Caldwell’s family moved to the U.S. from Ireland when he was 5 years old. They lived in New York and Arizona before settling in Reno, where his father, John, took a job at a chain restaurant. When the restaurant wanted to relocate the family to Houston, John met with Ray Corrigan, owner of the newly opened Corrigan’s Bit O’ Ireland, and ended up taking a job as the day shift bartender. Noel Foley, who opened Foley’s Irish Pub, was the swing shift bartender.

“They used to have a little marquee sign between the bathrooms, ’Welcome to Corrigan’s, the only place with authentic Irish bartenders,’” said Caldwell. He was just a kid when his dad took the job at Corrigan’s, but it wasn’t long before he was also involved with the bar.

“My very first job—I was 12 years old—I would come down here every Saturday morning and swamp out the bathrooms,” he said.

Afterward, he and Corrigan would take trash to the dump and cans to the recyclers.

“And then he’d take me out to lunch,” Caldwell recalled. “And, God, the best memories of my childhood were actually in this bar. So, for me, this is really coming home.”

It won’t be long now until he can. Hooper and Jackson are hoping to have the bar open within weeks—at the latest, in time for Saint Patrick’s Day. When Corrigan’s reopens, customers will be invited into a space that’s both new and familiar. The bar, which became non-smoking during its final year of operation, will be non-smoking still. There will be 10 beer taps, featuring Guinness, of course, but also a few local brews and rotating options. Some may be saddened to know that the old jukebox has been replaced by a newer model.
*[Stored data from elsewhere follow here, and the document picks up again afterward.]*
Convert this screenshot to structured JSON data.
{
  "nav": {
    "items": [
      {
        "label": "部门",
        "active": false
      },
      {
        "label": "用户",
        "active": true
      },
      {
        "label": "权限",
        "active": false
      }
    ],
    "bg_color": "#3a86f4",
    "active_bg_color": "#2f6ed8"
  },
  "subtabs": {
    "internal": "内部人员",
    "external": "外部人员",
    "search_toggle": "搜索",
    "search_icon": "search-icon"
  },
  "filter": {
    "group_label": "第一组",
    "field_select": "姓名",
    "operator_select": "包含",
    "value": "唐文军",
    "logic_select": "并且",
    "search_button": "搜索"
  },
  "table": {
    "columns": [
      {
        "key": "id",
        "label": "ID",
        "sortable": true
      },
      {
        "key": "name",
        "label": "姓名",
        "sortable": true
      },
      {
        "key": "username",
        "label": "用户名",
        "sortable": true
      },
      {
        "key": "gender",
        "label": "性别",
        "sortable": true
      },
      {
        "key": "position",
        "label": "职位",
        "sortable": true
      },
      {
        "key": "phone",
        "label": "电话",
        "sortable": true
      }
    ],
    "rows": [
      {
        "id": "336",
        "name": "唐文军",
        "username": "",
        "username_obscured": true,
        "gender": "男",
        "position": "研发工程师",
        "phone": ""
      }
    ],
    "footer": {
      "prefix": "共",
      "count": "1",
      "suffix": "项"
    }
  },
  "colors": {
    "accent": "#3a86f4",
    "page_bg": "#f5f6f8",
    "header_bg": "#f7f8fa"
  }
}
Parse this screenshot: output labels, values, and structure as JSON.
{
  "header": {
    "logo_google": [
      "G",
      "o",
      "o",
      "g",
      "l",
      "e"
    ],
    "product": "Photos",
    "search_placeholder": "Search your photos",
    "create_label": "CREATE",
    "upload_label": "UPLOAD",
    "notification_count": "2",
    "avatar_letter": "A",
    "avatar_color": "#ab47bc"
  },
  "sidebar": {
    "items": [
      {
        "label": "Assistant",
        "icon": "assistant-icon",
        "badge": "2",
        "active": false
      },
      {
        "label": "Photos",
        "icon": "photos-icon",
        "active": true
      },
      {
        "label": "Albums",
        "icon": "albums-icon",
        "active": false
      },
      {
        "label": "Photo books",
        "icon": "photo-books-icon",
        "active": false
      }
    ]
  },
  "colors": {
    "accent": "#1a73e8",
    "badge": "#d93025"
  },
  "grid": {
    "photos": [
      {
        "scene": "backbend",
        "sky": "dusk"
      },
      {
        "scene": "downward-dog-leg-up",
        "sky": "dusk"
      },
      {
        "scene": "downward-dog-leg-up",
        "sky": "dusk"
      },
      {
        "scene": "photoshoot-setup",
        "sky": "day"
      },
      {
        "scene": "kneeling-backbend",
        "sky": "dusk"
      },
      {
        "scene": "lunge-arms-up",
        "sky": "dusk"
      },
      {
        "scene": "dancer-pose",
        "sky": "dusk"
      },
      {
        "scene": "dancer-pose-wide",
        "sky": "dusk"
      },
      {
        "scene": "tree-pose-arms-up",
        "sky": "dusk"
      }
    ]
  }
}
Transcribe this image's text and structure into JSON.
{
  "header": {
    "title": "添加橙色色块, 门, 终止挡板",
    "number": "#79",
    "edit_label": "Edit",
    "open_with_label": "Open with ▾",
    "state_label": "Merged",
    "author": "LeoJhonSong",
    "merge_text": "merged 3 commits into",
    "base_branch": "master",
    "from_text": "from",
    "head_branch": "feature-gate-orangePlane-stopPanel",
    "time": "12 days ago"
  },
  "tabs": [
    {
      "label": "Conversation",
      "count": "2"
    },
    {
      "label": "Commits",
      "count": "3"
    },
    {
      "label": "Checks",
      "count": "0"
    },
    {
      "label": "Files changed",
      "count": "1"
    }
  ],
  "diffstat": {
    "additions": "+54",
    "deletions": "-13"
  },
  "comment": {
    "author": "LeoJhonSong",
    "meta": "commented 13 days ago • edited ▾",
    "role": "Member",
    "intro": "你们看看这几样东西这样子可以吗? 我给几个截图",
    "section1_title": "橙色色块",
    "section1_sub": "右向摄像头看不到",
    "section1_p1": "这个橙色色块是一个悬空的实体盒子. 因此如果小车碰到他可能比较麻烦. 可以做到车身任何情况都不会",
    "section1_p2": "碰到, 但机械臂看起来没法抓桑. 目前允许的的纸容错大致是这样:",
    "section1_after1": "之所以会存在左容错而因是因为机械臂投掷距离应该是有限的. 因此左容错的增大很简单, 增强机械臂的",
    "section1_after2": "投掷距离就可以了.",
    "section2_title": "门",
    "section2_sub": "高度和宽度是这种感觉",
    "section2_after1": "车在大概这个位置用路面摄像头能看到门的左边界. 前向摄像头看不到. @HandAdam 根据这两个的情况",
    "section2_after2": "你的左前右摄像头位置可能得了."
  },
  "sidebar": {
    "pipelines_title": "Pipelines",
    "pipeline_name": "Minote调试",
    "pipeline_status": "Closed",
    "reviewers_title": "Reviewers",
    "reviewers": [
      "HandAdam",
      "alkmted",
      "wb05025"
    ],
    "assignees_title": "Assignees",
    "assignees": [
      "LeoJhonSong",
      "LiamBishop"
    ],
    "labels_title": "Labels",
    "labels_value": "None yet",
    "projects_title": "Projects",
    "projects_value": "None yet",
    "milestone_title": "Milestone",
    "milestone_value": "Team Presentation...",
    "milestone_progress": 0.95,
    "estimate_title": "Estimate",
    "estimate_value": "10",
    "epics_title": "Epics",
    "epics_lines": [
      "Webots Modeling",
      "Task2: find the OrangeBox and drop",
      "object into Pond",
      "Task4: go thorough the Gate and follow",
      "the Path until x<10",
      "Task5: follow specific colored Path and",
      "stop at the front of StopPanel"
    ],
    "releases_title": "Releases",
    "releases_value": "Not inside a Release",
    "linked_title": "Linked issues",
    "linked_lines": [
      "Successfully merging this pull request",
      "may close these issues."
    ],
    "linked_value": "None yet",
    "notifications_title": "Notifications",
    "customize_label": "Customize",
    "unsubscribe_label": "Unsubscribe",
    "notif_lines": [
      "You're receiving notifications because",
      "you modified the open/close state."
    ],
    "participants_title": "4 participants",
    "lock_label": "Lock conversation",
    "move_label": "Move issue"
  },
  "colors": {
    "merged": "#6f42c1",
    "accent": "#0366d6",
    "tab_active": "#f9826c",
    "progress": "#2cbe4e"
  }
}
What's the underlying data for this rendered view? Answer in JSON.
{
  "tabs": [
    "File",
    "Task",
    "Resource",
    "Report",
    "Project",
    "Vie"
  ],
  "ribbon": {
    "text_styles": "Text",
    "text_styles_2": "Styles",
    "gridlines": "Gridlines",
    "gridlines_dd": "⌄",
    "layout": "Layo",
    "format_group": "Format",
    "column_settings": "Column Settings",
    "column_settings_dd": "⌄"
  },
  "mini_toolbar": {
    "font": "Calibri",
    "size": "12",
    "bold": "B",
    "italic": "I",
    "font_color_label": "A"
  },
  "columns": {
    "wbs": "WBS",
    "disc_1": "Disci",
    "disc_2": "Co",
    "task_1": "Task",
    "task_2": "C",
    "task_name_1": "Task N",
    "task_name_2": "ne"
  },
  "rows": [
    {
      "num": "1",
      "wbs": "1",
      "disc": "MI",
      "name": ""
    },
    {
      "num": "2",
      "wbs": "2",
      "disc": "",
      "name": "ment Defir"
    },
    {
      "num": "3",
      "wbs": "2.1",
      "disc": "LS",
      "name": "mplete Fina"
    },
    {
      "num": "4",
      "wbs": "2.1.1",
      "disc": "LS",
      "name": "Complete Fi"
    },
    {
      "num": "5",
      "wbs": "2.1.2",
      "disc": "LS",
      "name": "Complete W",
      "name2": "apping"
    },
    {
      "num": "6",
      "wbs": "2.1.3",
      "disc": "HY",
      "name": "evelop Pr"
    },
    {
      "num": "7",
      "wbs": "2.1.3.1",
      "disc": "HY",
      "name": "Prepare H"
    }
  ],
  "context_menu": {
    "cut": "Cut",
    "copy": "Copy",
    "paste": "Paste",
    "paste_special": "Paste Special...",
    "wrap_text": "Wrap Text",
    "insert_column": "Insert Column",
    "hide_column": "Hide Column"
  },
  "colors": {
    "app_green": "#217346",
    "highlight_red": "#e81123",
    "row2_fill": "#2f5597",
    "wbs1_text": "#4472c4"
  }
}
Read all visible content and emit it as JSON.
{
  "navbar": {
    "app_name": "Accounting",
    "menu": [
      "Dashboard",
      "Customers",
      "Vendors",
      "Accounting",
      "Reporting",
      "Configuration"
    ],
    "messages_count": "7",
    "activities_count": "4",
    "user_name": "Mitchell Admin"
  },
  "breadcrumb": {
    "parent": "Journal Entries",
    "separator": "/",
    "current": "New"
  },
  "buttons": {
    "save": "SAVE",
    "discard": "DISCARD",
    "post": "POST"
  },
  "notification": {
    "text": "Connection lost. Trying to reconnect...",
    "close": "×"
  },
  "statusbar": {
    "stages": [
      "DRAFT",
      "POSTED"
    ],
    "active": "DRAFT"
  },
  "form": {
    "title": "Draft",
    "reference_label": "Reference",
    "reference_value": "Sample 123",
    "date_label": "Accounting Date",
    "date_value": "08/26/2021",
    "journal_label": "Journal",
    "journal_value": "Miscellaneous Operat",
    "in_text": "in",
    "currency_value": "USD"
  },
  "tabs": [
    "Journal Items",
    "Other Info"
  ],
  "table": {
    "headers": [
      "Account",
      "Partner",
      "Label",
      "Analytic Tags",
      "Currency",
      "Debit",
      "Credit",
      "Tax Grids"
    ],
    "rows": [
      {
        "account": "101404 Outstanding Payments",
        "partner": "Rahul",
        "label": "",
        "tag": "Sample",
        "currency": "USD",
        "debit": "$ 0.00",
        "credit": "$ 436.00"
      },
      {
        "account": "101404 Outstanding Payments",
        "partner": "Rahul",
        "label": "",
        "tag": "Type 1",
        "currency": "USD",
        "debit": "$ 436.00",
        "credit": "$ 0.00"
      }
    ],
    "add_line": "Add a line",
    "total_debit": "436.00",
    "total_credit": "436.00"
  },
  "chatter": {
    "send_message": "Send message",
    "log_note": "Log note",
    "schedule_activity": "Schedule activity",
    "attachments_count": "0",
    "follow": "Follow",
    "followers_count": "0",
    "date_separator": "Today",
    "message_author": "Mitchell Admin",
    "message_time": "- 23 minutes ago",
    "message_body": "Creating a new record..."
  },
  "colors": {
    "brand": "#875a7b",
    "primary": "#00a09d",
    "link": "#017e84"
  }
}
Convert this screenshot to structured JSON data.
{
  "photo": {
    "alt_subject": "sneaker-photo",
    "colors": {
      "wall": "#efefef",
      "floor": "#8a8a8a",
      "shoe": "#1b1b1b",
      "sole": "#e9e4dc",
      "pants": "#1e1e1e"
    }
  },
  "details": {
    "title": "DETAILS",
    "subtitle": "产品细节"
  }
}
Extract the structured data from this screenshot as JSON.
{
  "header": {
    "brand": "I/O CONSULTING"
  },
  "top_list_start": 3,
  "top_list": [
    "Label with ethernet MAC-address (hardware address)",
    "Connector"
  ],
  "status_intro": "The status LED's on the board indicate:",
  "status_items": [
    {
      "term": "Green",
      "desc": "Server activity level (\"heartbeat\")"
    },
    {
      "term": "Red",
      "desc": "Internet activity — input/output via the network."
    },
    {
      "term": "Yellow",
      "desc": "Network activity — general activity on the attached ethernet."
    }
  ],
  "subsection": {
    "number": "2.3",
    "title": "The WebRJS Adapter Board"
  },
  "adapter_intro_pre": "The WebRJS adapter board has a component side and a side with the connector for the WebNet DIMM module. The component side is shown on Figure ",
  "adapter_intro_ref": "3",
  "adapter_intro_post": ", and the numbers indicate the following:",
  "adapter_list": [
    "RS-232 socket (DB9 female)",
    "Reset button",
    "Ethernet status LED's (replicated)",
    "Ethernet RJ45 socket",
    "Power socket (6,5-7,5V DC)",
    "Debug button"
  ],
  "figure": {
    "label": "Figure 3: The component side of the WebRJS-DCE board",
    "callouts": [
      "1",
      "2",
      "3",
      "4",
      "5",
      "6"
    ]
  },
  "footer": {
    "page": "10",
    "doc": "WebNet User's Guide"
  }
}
Overall, though, Corrigan’s seems much the same as it was—a neighborhood bar with history.

“What Corrigan’s is, is what every bar should aspire to be—a neighborhood place where you’ve got a ditch worker next to a lawyer, and they can still sit there and have a good conversation,” said Caldwell. “Well, it’s like the pub life in Ireland. You socialize in the pub. This is where you come. And this is what Corrigan’s is.”